For eight  critical weeks as the outbreak rages in Guinea these two labs fail to detect a single case of Ebola, even though six cases of Ebola in Liberia had previously been confirmed by the Guinean European labs.There must have been some disagreement at the Kenema lab with the scientists who favoured the conventional method. Tulane University and Harvard University were the leaders in a consortium of American institutions that had been working at the lab on Lassa Fever for several years. One could speculate on professional rivalry between Tulane and the newcomers, Metabiota.  At some point it was resolved that both methods would be used to test incoming samples (https://mysierraleoneonline.com/sl_portal/site/news/detail/2525 ). Only after this, on May 28, was it possible to confirm that Sierra Leone indeed had cases of Ebola. Only after this could all the Ebola-specific measures be implemented by government. On July 23 there was the much discussed decision reported on the Sierra Leone Ministry of Health Facebook page that Tulane University should stop Ebola testing. The conflict between the two testing methods and two groups appears to still not have been fully resolved. It was discussed during a meeting of Sierra Leone's Ebola Emergency Operations Center aired on national television on Monday August 11. Metabiota appears still to be testing samples for Ebola at the lab in Kenema.

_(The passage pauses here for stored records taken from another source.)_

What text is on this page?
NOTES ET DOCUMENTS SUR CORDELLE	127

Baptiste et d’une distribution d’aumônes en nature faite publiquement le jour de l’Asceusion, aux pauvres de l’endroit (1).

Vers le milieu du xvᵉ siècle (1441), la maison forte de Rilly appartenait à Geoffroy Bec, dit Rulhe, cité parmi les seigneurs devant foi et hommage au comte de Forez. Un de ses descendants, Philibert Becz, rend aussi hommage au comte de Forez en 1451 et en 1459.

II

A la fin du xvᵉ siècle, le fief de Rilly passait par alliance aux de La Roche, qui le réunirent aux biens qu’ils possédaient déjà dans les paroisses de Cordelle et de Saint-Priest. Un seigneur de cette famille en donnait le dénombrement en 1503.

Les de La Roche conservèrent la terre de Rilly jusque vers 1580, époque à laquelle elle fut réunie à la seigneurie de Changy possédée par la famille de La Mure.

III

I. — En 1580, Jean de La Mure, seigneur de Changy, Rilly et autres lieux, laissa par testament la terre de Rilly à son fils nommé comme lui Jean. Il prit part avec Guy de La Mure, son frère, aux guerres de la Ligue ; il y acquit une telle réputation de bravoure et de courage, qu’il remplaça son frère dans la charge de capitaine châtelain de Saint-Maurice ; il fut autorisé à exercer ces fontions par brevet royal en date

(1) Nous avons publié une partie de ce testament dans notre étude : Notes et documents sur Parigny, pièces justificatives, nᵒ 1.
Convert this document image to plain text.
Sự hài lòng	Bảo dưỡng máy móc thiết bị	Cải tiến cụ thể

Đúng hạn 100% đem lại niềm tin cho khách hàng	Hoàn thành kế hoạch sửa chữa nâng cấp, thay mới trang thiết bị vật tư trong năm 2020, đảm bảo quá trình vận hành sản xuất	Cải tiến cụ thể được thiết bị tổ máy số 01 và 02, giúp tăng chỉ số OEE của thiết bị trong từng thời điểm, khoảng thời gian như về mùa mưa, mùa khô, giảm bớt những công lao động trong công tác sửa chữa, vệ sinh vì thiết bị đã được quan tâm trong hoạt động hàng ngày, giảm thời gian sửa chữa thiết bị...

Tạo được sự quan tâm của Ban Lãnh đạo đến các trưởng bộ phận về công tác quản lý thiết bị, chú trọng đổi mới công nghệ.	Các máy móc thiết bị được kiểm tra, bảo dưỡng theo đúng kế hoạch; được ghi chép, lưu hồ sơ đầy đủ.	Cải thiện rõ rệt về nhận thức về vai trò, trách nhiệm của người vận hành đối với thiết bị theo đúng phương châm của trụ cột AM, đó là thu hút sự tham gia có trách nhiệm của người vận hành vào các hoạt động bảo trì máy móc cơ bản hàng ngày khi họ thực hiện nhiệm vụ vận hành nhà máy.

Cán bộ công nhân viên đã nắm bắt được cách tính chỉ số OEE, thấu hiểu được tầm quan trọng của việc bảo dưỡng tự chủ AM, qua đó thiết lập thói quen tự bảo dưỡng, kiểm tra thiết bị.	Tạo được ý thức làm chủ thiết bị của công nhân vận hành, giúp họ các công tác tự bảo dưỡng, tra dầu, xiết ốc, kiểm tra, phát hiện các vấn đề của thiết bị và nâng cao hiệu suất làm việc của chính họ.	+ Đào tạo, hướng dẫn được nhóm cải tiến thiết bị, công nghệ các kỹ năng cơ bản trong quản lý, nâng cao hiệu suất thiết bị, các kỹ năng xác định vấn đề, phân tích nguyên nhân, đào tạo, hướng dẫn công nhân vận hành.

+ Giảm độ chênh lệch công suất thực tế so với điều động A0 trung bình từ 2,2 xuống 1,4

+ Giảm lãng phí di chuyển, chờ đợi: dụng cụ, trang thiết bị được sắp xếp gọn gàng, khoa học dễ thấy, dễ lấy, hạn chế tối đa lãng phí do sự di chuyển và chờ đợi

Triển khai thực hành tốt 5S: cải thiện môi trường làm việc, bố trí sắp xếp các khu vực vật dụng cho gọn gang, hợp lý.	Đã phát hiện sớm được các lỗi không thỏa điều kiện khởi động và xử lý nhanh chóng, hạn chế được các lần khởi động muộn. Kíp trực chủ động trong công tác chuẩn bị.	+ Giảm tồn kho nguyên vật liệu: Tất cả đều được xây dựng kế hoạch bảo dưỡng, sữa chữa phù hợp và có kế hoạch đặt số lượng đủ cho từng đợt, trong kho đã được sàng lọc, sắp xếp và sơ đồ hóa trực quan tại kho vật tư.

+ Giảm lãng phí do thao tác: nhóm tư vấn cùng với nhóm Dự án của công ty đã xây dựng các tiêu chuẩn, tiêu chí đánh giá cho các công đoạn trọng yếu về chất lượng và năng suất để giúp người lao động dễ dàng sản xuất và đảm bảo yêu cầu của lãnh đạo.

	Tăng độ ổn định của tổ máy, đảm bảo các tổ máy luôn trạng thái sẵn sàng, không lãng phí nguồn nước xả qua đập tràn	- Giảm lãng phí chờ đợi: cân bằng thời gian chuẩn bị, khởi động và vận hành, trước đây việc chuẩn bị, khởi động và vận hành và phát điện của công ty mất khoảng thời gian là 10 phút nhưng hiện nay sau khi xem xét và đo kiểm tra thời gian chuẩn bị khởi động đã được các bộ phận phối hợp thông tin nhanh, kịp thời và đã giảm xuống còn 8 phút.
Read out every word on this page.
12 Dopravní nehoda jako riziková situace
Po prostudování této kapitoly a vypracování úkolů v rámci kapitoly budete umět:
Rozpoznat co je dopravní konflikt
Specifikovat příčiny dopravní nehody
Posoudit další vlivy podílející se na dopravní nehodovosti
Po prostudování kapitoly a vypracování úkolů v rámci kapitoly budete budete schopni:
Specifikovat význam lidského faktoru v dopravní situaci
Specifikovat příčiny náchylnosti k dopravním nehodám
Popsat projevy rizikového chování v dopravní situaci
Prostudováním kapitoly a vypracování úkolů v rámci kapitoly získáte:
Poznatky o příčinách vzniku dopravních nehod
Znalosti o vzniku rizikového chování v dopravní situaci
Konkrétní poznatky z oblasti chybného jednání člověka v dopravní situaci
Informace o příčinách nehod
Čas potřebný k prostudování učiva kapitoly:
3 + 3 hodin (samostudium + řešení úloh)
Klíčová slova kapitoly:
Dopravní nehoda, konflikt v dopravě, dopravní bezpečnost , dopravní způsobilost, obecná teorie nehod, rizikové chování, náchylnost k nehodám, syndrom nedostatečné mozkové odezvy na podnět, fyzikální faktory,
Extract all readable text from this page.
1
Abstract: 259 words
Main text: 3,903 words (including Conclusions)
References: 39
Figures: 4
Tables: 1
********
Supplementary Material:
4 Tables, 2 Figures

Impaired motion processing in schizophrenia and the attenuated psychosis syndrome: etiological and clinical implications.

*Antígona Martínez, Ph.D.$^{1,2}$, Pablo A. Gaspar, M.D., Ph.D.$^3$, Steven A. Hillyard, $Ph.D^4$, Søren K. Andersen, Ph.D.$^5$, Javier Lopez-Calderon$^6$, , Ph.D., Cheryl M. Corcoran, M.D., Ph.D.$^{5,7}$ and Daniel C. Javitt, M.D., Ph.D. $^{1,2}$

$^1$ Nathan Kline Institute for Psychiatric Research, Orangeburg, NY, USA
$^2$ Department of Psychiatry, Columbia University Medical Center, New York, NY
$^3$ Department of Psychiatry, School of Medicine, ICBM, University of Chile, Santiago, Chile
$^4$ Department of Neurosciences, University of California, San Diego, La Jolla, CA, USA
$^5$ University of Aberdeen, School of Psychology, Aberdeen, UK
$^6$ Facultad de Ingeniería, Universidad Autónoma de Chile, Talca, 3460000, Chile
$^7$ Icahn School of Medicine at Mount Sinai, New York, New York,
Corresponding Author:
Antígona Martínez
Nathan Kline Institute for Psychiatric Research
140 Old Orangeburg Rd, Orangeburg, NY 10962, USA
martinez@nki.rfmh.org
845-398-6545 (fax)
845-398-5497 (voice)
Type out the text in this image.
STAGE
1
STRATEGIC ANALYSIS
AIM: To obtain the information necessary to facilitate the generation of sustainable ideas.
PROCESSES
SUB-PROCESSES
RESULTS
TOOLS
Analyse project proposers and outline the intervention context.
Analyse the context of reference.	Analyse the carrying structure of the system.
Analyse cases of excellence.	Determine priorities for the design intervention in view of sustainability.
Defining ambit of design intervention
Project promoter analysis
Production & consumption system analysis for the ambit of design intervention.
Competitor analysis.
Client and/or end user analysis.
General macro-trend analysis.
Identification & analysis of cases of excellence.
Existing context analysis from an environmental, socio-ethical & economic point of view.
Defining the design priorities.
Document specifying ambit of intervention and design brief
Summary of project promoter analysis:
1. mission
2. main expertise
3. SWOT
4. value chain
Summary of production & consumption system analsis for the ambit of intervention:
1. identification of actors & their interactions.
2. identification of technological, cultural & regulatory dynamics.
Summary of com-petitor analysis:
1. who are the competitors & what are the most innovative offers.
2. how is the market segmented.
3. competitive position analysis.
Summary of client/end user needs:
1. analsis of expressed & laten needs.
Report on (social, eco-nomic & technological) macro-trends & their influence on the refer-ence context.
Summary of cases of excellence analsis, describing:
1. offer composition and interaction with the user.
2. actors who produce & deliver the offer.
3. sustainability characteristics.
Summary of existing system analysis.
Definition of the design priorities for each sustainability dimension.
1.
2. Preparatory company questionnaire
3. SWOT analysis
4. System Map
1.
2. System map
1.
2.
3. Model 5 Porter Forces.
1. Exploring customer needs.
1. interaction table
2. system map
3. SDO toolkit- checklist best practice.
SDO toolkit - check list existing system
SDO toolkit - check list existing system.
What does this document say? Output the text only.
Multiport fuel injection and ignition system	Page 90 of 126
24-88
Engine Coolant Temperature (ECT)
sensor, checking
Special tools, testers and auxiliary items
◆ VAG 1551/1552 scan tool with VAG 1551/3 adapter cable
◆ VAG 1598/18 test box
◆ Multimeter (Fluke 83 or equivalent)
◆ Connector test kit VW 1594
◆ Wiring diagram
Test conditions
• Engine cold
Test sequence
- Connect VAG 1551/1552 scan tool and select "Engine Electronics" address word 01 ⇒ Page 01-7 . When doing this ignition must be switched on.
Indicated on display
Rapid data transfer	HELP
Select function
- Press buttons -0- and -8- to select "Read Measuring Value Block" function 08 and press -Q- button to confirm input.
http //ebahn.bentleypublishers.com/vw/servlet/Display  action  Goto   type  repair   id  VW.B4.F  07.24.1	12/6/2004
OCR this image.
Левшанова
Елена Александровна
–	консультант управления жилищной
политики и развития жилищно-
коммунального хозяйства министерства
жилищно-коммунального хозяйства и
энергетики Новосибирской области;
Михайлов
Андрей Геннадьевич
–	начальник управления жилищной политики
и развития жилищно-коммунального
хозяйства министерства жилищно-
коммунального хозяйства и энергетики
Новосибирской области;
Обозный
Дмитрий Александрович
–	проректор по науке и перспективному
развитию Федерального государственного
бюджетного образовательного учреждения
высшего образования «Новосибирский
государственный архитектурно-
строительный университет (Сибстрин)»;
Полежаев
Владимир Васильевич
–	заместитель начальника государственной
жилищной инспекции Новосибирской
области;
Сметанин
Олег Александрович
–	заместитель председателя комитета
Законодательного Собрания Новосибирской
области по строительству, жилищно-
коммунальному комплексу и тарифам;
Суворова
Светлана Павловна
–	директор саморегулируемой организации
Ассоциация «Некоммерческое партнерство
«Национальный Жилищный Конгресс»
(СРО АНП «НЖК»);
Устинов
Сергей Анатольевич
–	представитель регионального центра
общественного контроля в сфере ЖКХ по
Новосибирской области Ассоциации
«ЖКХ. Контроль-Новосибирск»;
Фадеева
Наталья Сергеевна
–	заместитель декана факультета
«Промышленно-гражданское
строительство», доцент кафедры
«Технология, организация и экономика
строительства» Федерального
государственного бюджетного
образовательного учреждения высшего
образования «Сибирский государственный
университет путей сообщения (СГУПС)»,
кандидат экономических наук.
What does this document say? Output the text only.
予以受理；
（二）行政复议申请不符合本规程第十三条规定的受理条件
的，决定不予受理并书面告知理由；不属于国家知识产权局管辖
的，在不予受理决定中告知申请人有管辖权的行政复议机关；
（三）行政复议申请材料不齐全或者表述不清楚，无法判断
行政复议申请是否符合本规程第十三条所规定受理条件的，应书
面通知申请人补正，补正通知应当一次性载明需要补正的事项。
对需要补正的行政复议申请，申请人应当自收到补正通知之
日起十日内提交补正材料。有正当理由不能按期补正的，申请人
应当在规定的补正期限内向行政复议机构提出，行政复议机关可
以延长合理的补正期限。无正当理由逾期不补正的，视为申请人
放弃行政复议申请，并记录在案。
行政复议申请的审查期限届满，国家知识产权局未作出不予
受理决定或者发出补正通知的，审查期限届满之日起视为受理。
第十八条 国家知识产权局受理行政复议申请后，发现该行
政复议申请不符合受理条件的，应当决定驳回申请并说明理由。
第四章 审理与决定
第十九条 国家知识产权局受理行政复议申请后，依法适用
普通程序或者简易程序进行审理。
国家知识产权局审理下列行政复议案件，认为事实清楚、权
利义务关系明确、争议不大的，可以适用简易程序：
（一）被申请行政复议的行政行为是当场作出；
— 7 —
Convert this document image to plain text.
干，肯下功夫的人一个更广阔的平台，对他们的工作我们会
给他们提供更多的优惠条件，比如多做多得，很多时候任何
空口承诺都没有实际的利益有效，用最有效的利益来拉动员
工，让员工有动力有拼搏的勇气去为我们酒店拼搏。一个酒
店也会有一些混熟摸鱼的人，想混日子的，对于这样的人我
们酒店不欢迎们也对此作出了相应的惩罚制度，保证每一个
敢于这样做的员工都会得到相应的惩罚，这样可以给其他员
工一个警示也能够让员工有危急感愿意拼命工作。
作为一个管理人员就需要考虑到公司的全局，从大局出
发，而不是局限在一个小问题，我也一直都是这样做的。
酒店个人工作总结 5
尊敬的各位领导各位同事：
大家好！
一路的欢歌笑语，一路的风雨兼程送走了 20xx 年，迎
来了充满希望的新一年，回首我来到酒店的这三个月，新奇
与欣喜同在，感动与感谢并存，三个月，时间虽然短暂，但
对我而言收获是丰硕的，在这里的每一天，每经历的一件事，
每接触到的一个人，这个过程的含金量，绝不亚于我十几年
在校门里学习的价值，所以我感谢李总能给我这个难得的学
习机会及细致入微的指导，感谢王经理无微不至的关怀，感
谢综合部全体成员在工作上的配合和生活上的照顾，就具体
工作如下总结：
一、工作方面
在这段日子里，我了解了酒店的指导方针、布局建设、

This article does not seek to absolve the Sierra Leone government of blame. National governments have to be held responsible for the health of their citizens. The ministries of health of both Sierra Leone and Liberia should have resisted efforts to engage an untested private company on such a critical mission and should have been more skeptical of its results. The Sierra Leone health authorities, if they had been doing their jobs, should surely have picked up that there was an alarming pattern of deaths in Kailahun, and that this could only, or at least most likely, have been due to Ebola. But the WHO-approved labs were telling the government here and in Monrovia that there was no Ebola. We have heard many times during this epidemic talk of "fragile countries", "weak health systems", "poor infrastructure", etc. If WHO gives its blessing to. indeed appoints, a laboratory to do sophisticated lab tests beyond the capabilities of these "weak" national governments then WHO shares responsibility for the results of those tests. It would be extremely interesting to find out who paid for these tests, how much was paid and who authorized payment. I have no means of doing that. It would be extremely interesting to find out more about Metabiota, and what exactly they have been doing at the Kenema lab, and how exactly they came to set up the Liberian lab in the middle of this crisis. I suspect strong commercial and professional rivalry between the American interests that dominate in Kenema and the European labs that were working with the Guineans, but I don't have details. I have read all the internet accounts of US Department of Defense funding for Ebola warfare research, although I make no claims here of anything other than technical incompetence in the lab tests.


I do appreciate that there are some organizations, even commercial enterprises, that are doing important work in the area of Ebola research, work that will hopefully lead to a vaccine and/or cure. And in order for these things to happen, at some point there needs to be human testing of the new medicines. These areas need to be entered into with  great caution and under the strictest supervision.  Not to do so, to allow fledgling companies seeking profit to enter these areas with abandon, invites the kind of disaster we see unfolding in West Africa.